Hayat, a 23-year old Humber student, has been dating her boyfriend for eight years and still holds on to the romance with him.
Valentine’s Day filled with love and sweets gives the chance to show a loved one how much they truly care for one and another.
Expectations come into play on this day, as girls across the world are expecting some type of romantic gesture from their boyfriend, husband or significant other.
Humber student Felicia Stone doesn’t expect much from her loved one, as long as he has put thought and love towards the gesture.
“They don’t need to spend a lot of money, it’s the thought of this holiday that counts,” she said.
After one year of dating, business student Felicia only expects the minimum, as she we would be satisfied with a card or a bouquet of roses brought by her loved one.

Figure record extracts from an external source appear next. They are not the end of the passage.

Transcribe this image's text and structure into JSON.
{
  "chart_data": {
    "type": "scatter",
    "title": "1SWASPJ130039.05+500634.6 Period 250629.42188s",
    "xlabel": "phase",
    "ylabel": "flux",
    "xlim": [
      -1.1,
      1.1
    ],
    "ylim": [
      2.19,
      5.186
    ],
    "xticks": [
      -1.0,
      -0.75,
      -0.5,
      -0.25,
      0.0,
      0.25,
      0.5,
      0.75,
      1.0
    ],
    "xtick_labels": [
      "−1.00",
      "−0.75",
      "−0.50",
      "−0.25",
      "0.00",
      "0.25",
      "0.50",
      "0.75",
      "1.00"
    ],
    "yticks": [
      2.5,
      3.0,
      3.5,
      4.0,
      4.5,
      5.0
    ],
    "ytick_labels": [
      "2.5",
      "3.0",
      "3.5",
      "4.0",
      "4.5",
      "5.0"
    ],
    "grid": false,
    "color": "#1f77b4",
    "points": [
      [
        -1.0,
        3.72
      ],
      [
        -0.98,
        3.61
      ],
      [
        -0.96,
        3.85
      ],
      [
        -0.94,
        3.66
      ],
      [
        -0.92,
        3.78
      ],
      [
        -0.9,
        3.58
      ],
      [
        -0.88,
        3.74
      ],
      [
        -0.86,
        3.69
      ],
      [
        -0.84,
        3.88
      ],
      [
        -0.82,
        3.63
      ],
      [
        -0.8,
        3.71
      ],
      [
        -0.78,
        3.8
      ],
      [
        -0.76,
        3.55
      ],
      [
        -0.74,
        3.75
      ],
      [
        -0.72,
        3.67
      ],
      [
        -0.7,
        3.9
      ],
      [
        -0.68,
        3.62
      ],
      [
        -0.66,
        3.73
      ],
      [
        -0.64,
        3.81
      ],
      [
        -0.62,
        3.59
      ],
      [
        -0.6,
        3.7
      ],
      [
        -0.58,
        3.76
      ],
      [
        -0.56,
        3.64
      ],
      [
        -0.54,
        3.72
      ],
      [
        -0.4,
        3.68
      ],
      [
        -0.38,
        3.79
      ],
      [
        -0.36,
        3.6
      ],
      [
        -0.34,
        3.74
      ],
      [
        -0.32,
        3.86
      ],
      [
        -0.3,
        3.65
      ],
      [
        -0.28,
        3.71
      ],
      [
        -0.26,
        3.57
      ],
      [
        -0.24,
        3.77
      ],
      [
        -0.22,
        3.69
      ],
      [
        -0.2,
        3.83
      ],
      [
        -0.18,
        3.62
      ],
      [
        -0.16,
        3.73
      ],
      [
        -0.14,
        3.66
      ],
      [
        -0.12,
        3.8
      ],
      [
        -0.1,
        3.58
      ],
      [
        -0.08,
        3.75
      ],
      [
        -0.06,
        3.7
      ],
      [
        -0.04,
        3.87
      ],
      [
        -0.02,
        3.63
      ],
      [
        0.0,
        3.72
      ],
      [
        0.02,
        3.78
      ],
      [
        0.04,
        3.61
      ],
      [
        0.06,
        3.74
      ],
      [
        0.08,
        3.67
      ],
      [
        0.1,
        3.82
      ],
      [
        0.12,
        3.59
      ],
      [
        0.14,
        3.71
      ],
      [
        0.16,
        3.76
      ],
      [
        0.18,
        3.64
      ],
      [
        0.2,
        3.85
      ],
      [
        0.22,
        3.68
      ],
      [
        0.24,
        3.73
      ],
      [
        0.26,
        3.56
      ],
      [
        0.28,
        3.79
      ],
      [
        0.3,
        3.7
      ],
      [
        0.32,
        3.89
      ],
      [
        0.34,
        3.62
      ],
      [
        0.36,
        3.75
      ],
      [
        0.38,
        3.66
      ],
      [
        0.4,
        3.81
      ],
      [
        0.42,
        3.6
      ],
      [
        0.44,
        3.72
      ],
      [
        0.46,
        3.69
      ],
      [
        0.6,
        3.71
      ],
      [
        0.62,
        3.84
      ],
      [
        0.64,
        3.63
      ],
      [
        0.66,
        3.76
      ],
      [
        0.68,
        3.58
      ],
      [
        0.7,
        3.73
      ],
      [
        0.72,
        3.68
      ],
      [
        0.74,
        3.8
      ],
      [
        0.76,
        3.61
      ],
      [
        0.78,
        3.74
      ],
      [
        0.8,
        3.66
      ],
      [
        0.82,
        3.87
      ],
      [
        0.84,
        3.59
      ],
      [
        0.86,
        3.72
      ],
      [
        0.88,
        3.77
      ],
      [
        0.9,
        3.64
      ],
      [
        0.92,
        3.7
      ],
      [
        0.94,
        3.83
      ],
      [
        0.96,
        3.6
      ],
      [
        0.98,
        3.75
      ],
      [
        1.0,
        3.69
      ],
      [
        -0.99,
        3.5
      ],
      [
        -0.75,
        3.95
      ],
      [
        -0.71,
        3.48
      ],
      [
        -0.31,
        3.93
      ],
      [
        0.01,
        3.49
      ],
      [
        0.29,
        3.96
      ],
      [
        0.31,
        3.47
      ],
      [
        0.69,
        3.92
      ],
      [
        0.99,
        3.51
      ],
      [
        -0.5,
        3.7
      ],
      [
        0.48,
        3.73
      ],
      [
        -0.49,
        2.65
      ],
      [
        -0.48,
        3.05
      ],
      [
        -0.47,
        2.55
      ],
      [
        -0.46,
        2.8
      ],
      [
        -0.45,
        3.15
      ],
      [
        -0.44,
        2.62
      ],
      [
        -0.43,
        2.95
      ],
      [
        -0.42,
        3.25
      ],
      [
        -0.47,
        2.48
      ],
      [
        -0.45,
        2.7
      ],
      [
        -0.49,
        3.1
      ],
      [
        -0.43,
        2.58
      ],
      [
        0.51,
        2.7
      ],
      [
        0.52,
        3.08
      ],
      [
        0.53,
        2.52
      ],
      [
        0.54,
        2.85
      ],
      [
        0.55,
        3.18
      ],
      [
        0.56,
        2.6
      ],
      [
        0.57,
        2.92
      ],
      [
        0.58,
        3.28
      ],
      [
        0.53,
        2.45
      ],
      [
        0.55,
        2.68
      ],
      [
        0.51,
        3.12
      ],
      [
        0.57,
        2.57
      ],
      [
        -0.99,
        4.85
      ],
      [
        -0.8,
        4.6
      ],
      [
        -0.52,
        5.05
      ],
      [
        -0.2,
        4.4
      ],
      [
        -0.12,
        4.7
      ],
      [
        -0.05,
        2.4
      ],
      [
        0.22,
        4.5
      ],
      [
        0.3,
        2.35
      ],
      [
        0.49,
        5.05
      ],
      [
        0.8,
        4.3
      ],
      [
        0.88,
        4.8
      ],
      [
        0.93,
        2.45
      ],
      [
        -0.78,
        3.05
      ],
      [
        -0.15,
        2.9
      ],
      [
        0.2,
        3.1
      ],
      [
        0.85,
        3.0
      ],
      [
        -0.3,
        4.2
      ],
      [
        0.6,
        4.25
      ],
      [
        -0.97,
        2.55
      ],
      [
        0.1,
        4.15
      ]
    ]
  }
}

Expectations diminishes on Valentine’s Day as priorities change once dating turns into marriage, said Veronica Stellar, program assistant for Health Sciences.
“We’ve been married for nine years and Valentine’s Day is like any other day, nothing different,” she said.
Stellar said she and her husband show their love towards each other on a daily basis, and they don’t need to buy one another gifts on this holiday to prove that.
“In the past he would get me flowers, and teddy bears, but now were just happy going for a nice dinner just the two of us,” Stellar said.
Expectations vary with different individuals, depending on the amount of time they have been together, or even how deep the romance is impacted in their lives, Hayat said.